釈迦涅槃図蠣崎波響筆 しゃかねはんずかきざきはきょうひつ

日本画 / 江戸 / 北海道 

蠣崎波響 (明和元年~文政9年)
かきざきはきょう
北海道
江戸時代/1764~1826
1
高龍寺 函館市船見町21番11号
市電函館どっく駅から徒歩10分、函館市教育委員会文化財課0138-21-3456
高龍寺
北海道指定有形文化財

・蠣崎波響(1764~1826)は第12世松前藩主資広の5男として福山城に生まれ、翌年、家老蠣崎将監広当の跡継ぎとなりました。幼少から江戸に出て、建部凌岱や宋紫石に師事し、南蘋派の画風を学びました。寛政元年(1789)のクナシリ・メナシの戦いに際して、松前藩に協力したアイヌの肖像「夷酋列像」は光格天皇の叡覧に供されました。波響はこの上洛で、当時京都画壇の主流であった円山四条派の画家や文人たちと交流を持つようになり、大きく影響を受けました。松前藩が陸奥国伊達郡梁川村(福島県伊達郡梁川町)に移封された期間(1807~1821)は家老として復藩のために奔走する一方、画人としての活動もまた最も充実した時期といわれます。復領し松前に戻った波響は家老職を退き、家督を息子波鶩に譲りました。諸侯のもとを復領のあいさつにまわり、江戸で病床に伏し、故郷松前で没しました。
・この作品は、涅槃図では珍しく、双幅の形式をとっています。

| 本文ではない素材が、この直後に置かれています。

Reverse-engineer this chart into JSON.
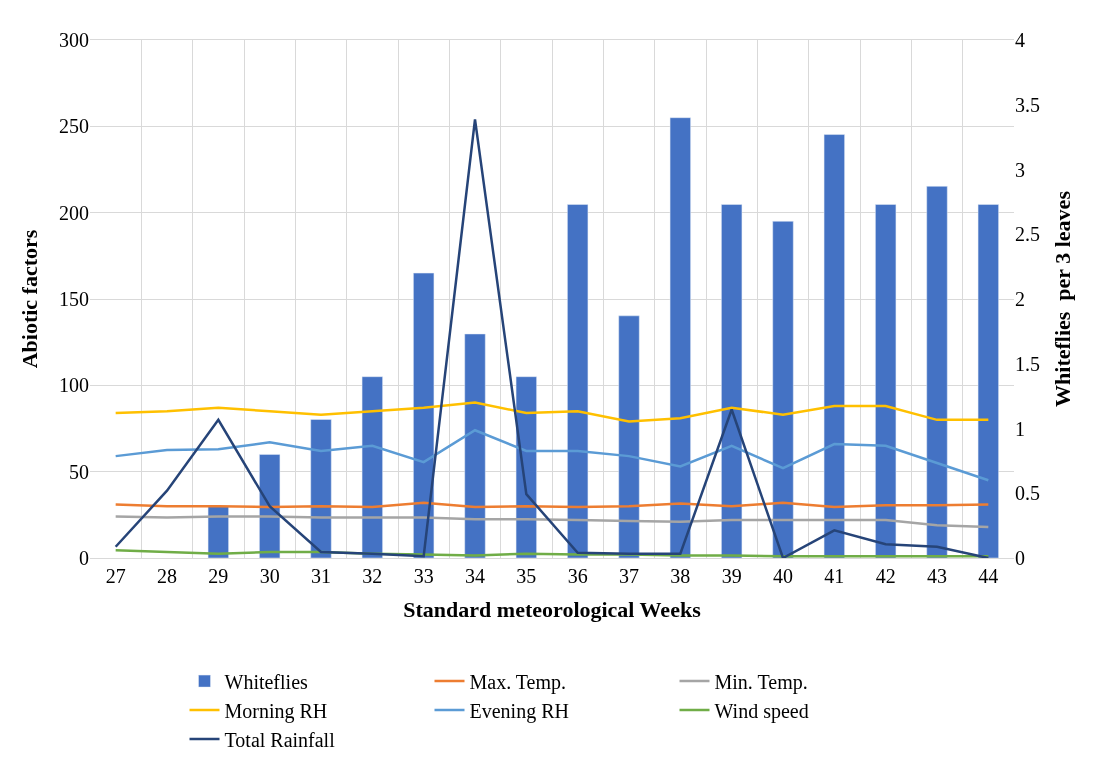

中心となる釈迦を囲む会衆や寝台の東西南北に2本1組で配される沙羅樹などは左(右幅)に集中しており、右幅だけで成立するようにも、3幅で1幅を欠くようにも受け取れる構図です。
・箱の裏に文化11年(1814)、表装裏には文化9年と記されているが、為書から、文化8年に函館の高龍寺11世禅海上人のために波響楼で制作されたといわれます。ふつう波響楼は松前にある波響の屋敷を指しますが、この時松前藩は梁川移封中でした。松前や函館に滞在したか、梁川で制作したか、また波響白身の款記かにも疑問が残ります。しかし、これだけの大画面に得意とする唐人物風の菩薩や多種多様の鳥、動物が写実的に描き込まれ、波響が全身全霊をもって取り組んだ様子が感じられます。波響作品における最高傑作の1つに挙げられます。